我正在尝试使用两个数据帧:
df1 = df.copy()
df1['emails'] = df1.emails.apply(lambda x: ','.join(set(map(str.strip, x.split(','))) - set(blacklisted.email)))
df1 = df1[df1.emails != '']
当我自己创建具有相同信息的数据帧时,它返回相同的数据类型;例如,如果我创建一个如下所示的数据框:
blacklisted=pd.DataFrame(columns=['email'],
data=[['smith.john@hotmail.com'],['earl.bob@jpmorgan.com'],['banana.star@csu.edu'], ['london.flag@wholefoods.com'],
['soft.pretzel@utz.com']])
blacklisted.head()
email
0 smith.john@hotmail.com
1 earl.bob@jpmorgan.com
2 banana.star@csu.edu
3 london.flag@wholefoods.com
4 soft.pretzel@utz.com
和另一个看起来像这样的数据框:
df=pd.DataFrame(columns=['customerId','full name','emails'],
data=[['208863338', 'Brit Spear', 'star.shine@cw.com'],['086423367', 'Justin Bob', 'bob.love@gem.com,ruby.blue@yahoo.com'],['902626998', 'White Ice', 'iceblue@starr.com,ice@msn.com'], ['1000826799', 'Bear Lou', 'lou.bear@visa.com'],
['1609813339', 'Ariel Do', 'ariel.d@fire.com, ariel@yahoo.com']])
print(df)
customerId full name emails
0 208863338 Brit Spear star.shine@cw.com
1 086423367 Justin Bob bob.love@gem.com,ruby.blue@yahoo.com
2 902626998 White Ice iceblue@starr.com,ice@msn.com
3 1000826799 Bear Lou lou.bear@visa.com
4 1609813339 Ariel Do ariel.d@fire.com, ariel@yahoo.com
上面的代码有效但当我尝试从两个文件调用相同的信息而不是使用这样的代码:
blacklisted = df1 = pd.read_excel(r'C:/Users/Administrator/Documents/sfiq/blacklisted.xlsx')
df = pd.read_excel(r'C:/Users/Administrator/Documents/customers.xlsx')

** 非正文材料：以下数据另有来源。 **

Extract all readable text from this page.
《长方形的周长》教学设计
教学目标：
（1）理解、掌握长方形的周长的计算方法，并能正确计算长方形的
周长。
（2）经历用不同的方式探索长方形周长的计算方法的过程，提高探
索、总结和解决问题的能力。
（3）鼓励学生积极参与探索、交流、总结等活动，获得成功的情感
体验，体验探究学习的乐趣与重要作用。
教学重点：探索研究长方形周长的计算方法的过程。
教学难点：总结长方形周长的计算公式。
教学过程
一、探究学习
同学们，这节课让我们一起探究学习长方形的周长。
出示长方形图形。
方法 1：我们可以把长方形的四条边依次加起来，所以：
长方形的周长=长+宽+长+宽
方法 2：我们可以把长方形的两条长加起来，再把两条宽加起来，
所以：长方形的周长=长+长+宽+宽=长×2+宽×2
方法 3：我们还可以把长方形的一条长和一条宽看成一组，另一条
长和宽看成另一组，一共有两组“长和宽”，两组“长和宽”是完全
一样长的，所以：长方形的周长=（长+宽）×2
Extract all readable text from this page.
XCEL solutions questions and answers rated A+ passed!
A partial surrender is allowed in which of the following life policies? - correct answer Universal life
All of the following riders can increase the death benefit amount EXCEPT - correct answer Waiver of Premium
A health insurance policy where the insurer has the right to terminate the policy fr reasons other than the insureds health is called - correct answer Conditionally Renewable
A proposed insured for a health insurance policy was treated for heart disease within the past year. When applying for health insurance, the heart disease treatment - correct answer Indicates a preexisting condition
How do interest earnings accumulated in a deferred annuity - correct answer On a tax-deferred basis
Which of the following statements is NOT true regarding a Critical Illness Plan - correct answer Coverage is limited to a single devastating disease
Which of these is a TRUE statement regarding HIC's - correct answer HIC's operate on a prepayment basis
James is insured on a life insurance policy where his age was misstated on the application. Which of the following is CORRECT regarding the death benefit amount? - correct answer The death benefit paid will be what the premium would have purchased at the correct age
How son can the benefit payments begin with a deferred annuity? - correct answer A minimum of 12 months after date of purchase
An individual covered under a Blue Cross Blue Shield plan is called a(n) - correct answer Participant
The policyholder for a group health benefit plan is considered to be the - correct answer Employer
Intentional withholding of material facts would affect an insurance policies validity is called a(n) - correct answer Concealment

与我在上面创建的两个数据帧完全相同的信息它不起作用,我得到一个属性错误:
df1['emails'] = df1.emails.apply(lambda x: ','.join(set(map(str.strip, x.split(','))) - set(blacklisted.email)))
返回的错误是:
---------------------------------------------------------------------------
AttributeError Traceback (most recent call last)
<ipython-input-22-439d1f152f33> in <module>()
----> 1 df1['emails'] = df1.emails.apply(lambda x: ','.join(set(map(str.strip, x.split(','))) - set(blacklisted.email)))
C:\Program Files\Anaconda3\lib\site-packages\pandas\core\series.py in apply(self, func, convert_dtype, args, **kwds)
2218 else:
2219 values = self.asobject
-> 2220 mapped = lib.map_infer(values, f, convert=convert_dtype)
2221
2222 if len(mapped) and isinstance(mapped[0], Series):
pandas\src\inference.pyx in pandas.lib.map_infer (pandas\lib.c:62658)()
<ipython-input-22-439d1f152f33> in <lambda>(x)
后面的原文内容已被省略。